Opposed to any changes to personal income taxes, calling a flat tax “regressive,” Leslie said, “I would rather see us, as a provincial jurisdiction, move to a provincial sales tax, because I see it as more fair.”
Funke expressed no interest in paying any more taxes.
“That being said, provincial sales tax is user based. What you buy, is what you pay. It would increase the revenues to the province. But, in a lack of better words, we tax the crap out of people already,” she said.
Alberta might be among the lowest taxed jurisdictions in the country, but she wondered at what point the government should stop taxing, and when efforts to be more fiscally responsible with available funds are ramped up.
Warnock said the money must come from somewhere.
“I would sooner it come from sales tax than having to put it on the backs of the municipalities. Because then it’s a user-pay system, rather than the municipalities covering the cost,” he said.
The federal government does it to the provincial government, which also in turn does it to municipalities, he said.
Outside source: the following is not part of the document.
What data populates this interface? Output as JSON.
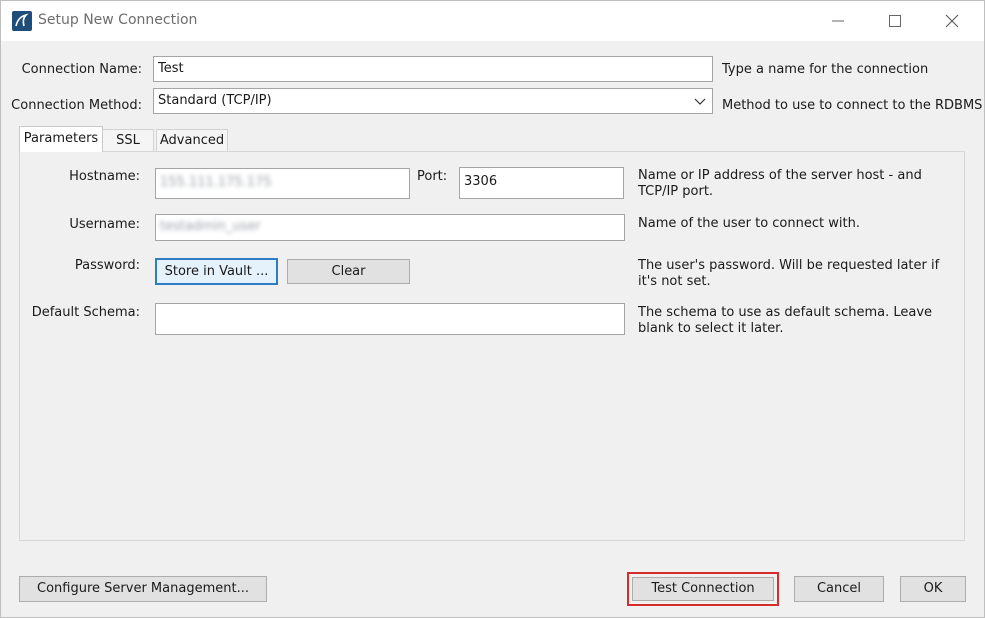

“If we don’t cover the cost of the government, they’re (the provincial government) just going to keep pushing it down to municipalities — whether it’s rural or urban, we’re going to pay the bill.”
There’s the old, overused saying that only one taxpayer exists, but it’s often municipalities that get brushed off as the bad guys for higher taxes that are often the result of downloaded costs, he said.
Of course no government wanted to be in power during a massive pandemic, he added.
The Alberta government has done some things right, in terms of for example partial closures, which have received some pushback, “but the economic impact has been brutal. We don’t even know the numbers yet.”